El pasado martes 26 de abril se cumplían 30 años de la peor catástrofe medioambiental de la humanidad: el accidente de la Central Nuclear de Chernóbil. Los números de la tragedia bailan según las fuentes, incluso el propio gobierno ucraniano abre inmensas horquillas a la hora de cifrar a las víctimas o determinar el área que finalmente resultó afectada por la radiación.

Pero la falta de concreción en la evaluación de los daños no debe ocultar la magnitud de la tragedia: alrededor de 100.000 personas fallecidas, 150.000 desplazados de sus hogares, más de 220.000 km2 de superficie afectada (el equivalente a casi la mitad de España) y un zarpazo mortal a la economía de la antigua URSS. El propio presidente Gorbachov, que tardó quince días en aceptar y explicar al mundo la magnitud del accidente, confesaría años más tarde que fue la catástrofe de Chernóbil y no su famosa perestroika quien en verdad acabó con el régimen soviético.

Durante estos últimos años he tenido la oportunidad de asistir a varios encuentros, debates y entrevistas con algunos supervivientes del accidente. Muchos de esos testimonios pueden leerse en internet. También corren por la red fotos de algunos de los niños afectados por la radiación. Se conocen como los niños de Chernóbil. Sus terribles malformaciones son una prueba más del infierno al que nos puede llevar la energía nuclear. Les aseguro que se las pueden ahorrar.

El denominador común de todos esos testimonios, gráficos o narrativos, es su perplejidad. La consternación ante el hecho de que, a pesar de lo que sabemos, se sigan construyendo centrales nucleares (China, India, Armenia, Finlandia…) y en países como España se pretenda alargar la vida útil de viejos reactores con más 40 años. Después de Chernóbil. Después de Fukushima. Les parece increíble.

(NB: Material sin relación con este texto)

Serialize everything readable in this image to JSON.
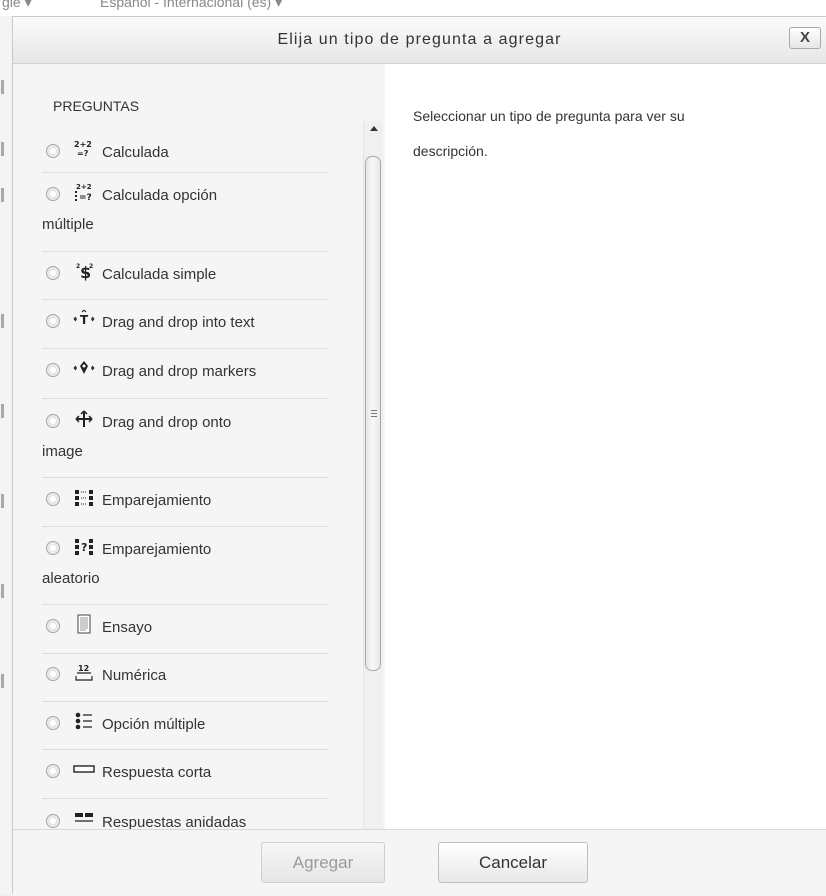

Todos los que siguen defendiendo la energía nuclear deberían atender su testimonio. Porque más allá de explicarnos su tormento, lo que nos ruegan desesperadamente los supervivientes de Chernóbil es que cerremos de una maldita vez las puertas del infierno, ese infierno del que lograron huir pero que todavía les persigue.

Quienes han vivido un accidente nuclear quedan atrapados para siempre en el miedo. Una angustia que no alcanzamos a entender porque es transparente, tan invisible como la radiación nuclear. Esa es la peor perversión de este tipo de contaminación: que no huele, no ensucia, no hace ruido. Como la que sufrieron los 50.000 habitantes de la apacible ciudad de Pryjat durante aquel fin de semana de abril tras la explosión del reactor de la central nuclear, situada a tres kilómetros. Nadie les avisó hasta dos días después. Se envenenaron sonriendo, paseando por el parque, mientras salían de compras o nadaban en las piscinas.

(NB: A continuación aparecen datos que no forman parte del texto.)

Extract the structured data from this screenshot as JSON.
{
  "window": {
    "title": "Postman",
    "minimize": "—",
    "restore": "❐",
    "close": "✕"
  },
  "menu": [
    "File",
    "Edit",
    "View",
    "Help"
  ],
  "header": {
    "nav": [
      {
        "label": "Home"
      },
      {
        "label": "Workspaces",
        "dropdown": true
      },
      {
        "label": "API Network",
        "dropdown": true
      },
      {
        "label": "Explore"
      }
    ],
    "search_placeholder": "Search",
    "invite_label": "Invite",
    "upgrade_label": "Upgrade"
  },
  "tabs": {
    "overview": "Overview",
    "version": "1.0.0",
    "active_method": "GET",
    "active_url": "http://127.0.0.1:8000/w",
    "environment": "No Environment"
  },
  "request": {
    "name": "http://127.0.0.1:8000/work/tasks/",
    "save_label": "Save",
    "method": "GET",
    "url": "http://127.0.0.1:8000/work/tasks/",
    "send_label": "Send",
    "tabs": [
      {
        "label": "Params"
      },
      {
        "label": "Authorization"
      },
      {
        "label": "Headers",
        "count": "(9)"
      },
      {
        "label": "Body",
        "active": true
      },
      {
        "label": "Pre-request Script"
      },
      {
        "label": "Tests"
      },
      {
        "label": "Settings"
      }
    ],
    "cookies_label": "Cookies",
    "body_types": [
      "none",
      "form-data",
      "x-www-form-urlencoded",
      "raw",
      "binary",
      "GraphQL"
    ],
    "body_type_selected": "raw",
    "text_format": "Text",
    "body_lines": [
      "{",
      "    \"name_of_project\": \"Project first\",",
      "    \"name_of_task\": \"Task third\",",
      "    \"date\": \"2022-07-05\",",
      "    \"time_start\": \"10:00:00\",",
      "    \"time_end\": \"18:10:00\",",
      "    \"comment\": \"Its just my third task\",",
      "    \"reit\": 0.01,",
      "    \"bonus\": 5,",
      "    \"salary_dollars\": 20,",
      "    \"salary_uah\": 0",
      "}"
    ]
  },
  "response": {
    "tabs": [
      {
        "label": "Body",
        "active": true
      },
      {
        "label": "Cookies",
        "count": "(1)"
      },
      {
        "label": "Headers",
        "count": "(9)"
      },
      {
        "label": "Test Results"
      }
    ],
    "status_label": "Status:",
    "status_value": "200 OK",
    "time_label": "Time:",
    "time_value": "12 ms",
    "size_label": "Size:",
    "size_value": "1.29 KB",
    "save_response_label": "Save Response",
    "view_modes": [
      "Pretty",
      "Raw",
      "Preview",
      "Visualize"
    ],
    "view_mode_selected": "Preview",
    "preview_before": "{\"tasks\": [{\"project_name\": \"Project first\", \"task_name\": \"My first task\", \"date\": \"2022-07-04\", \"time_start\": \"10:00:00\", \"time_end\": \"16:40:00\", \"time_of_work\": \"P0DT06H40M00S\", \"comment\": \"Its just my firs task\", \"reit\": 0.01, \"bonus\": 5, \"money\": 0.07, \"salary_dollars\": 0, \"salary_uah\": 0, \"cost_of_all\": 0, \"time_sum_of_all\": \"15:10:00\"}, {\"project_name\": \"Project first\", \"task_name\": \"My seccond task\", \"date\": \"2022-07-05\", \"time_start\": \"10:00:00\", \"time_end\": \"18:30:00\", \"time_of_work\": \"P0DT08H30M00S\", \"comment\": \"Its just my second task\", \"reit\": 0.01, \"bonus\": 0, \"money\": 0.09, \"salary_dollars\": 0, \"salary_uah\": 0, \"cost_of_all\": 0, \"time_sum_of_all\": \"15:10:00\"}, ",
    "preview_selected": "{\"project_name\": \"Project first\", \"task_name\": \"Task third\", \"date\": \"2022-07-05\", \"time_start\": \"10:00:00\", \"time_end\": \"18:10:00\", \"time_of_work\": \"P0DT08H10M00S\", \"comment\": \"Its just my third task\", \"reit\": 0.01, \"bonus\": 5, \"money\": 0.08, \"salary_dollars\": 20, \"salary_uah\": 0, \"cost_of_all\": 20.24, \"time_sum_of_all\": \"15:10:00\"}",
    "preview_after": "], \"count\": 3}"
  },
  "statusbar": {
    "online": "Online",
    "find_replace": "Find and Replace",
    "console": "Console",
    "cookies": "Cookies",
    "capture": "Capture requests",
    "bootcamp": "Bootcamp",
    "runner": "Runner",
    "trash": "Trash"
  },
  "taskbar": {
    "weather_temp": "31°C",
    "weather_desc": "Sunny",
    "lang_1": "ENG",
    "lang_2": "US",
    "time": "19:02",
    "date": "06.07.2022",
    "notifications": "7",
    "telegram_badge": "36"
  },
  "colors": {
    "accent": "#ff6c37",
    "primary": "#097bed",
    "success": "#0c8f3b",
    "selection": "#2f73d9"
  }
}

Pero los defensores de la nuclear niegan la mayor: el riesgo de que vuelva a ocurrir una tragedia como Chernóbil era mínimo, nos decían. Hasta hace cinco años. Hasta el 11 de marzo de 2011, cuando el infierno logró abrir otra puerta en Japón. Ahora, a las fotos de los niños de Chernóbil se unen las de los niños de Fukushima. La tragedia que sufre uno solo de esos niños, tan solo uno, debería ser suficiente argumento para empezar a cerrar todas las centrales nucleares del mundo desde mañana mismo. Pero nada de eso va a ocurrir. El lobby nuclear tiene a los poderes bien domesticados.

Malditos sean sus argumentos económicos, malditas sus rentabilidades y sus miserables estadísticas. ¿Datos? La central nuclear de Vandellós I (Tarragona) sufrió en 1989 un grave accidente que motivó su cierre. El reactor seguirá en estado de latencia hasta 2028 y los terrenos que ocupa quedarán contaminados durante miles de años. Su total desmantelamiento consumirá el doble de energía de la que generó la central durante su vida útil. Eso son datos.

Pero aunque eso no fuera así, aunque la energía nuclear fuera la más barata y segura, aunque no estuviéramos condenando a las próximas generaciones a gestionar y custodiar durante siglos sus venenosos residuos ¿Es que acaso hemos perdido la razón? ¿Cómo es posible que después de los sustos de Harrisburg o Vandellós y de las tragedias de Chernóbil y Fukushima seamos capaces de seguir manteniendo entreabiertas las puertas al infierno?

Cuando el mundo entero se abastezca de sol y viento alguien echará la vista atrás y hallará en el uso de la energía nuclear la irrefutable prueba de que, en nuestros días, el ser humano todavía estaba por evolucionar.